We were part of a well-managed mass gathering where everyone operated with respect, clarity and teamwork. Patients benefited from that. The event benefited from that. And the people doing the work benefited from knowing they were surrounded by teammates, not competitors.
Integration is not measured by how many agencies show up to an incident. It is measured by how naturally they work together once they are there.

When respect replaces ego, communication becomes easier. Coordination becomes seamless. Patient care improves. And perhaps just as importantly, the people providing that care know they are not alone.

The public may never notice those moments.

But they will always benefit from them.

Final thought

At the end of the day, our patients don’t see patches. They don’t see agency boundaries or organizational charts. They see a group of professionals working together in one of the most vulnerable moments of their lives.
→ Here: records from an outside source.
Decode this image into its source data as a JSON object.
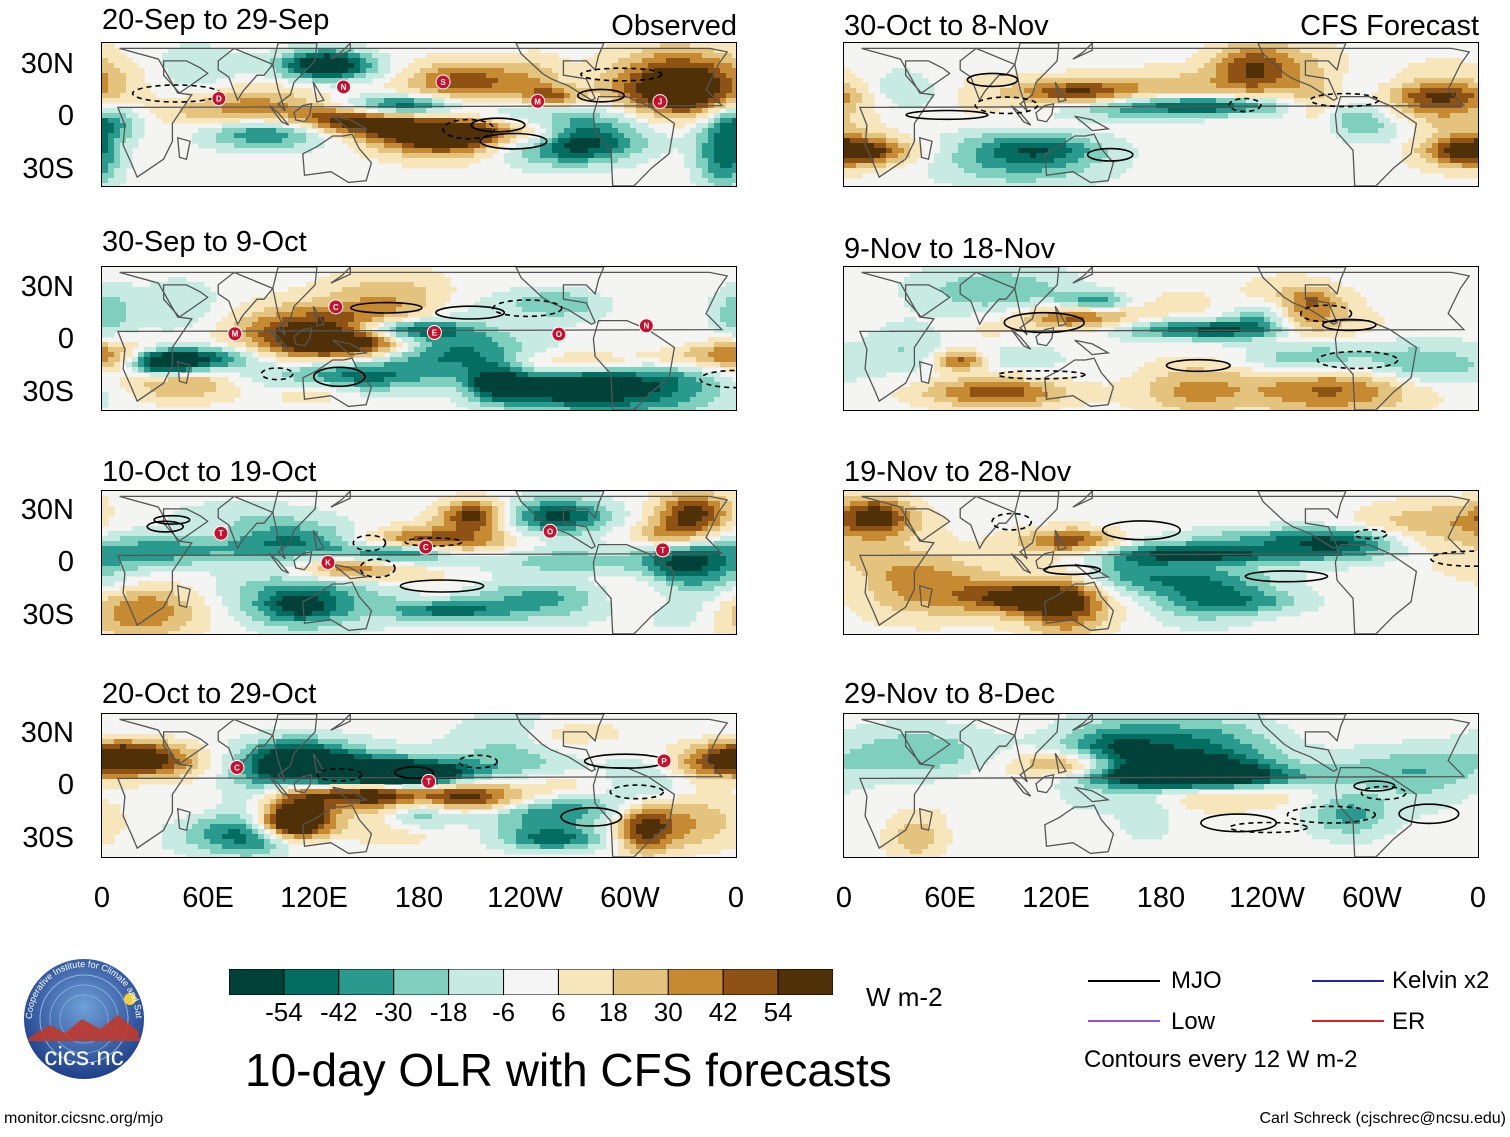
{
  "panels": [
    {
      "title": "20-Sep to 29-Sep",
      "tag": "Observed",
      "seed": 1,
      "source": "obs",
      "cyclones": [
        "D",
        "N",
        "S",
        "M",
        "J"
      ]
    },
    {
      "title": "30-Sep to 9-Oct",
      "tag": "",
      "seed": 2,
      "source": "obs",
      "cyclones": [
        "M",
        "C",
        "E",
        "O",
        "N"
      ]
    },
    {
      "title": "10-Oct to 19-Oct",
      "tag": "",
      "seed": 3,
      "source": "obs",
      "cyclones": [
        "T",
        "K",
        "C",
        "O",
        "T"
      ]
    },
    {
      "title": "20-Oct to 29-Oct",
      "tag": "",
      "seed": 4,
      "source": "obs",
      "cyclones": [
        "C",
        "T",
        "P"
      ]
    },
    {
      "title": "30-Oct to 8-Nov",
      "tag": "CFS Forecast",
      "seed": 5,
      "source": "cfs",
      "cyclones": []
    },
    {
      "title": "9-Nov to 18-Nov",
      "tag": "",
      "seed": 6,
      "source": "cfs",
      "cyclones": []
    },
    {
      "title": "19-Nov to 28-Nov",
      "tag": "",
      "seed": 7,
      "source": "cfs",
      "cyclones": []
    },
    {
      "title": "29-Nov to 8-Dec",
      "tag": "",
      "seed": 8,
      "source": "cfs",
      "cyclones": []
    }
  ],
  "lat_labels": [
    "30N",
    "0",
    "30S"
  ],
  "lon_labels": [
    "0",
    "60E",
    "120E",
    "180",
    "120W",
    "60W",
    "0"
  ],
  "colorbar": {
    "colors": [
      "#00413a",
      "#036d62",
      "#2a998e",
      "#7fcfbf",
      "#c7ebe3",
      "#f5f5f5",
      "#f7e6bc",
      "#e3c37e",
      "#c68a33",
      "#8d5214",
      "#4f3007"
    ],
    "ticks": [
      "-54",
      "-42",
      "-30",
      "-18",
      "-6",
      "6",
      "18",
      "30",
      "42",
      "54"
    ],
    "units": "W m-2"
  },
  "title": "10-day OLR with CFS forecasts",
  "legend": {
    "items": [
      {
        "label": "MJO",
        "color": "#000000"
      },
      {
        "label": "Kelvin x2",
        "color": "#1f1fc8"
      },
      {
        "label": "Low",
        "color": "#9b4fd6"
      },
      {
        "label": "ER",
        "color": "#e02020"
      }
    ],
    "note": "Contours every 12 W m-2"
  },
  "logo": {
    "text": "cics.nc",
    "ring_text": "Cooperative Institute for Climate and Satellites"
  },
  "footer": {
    "left": "monitor.cicsnc.org/mjo",
    "right": "Carl Schreck (cjschrec@ncsu.edu)"
  }
}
Our job is to make that experience feel seamless.

Because the truth is simple: one team will always be more capable than any one unit alone. And when we operate as a unified system, aligned, respectful and focused, we don’t just improve outcomes.

We elevate the entire profession.

Carly Strong is COO for LifeLine EMS in Commerce, California.

Strong served as a firefighter-EMT in the U.S. Forest Service while earning her paramedic certification. She was hired by SEMSA/Riggs Ambulance Service in Merced, California, and transitioned to the agency’s tactical EMS program, where she spent 10 years as the team leader before moving into administration, serving as the chief operating officer.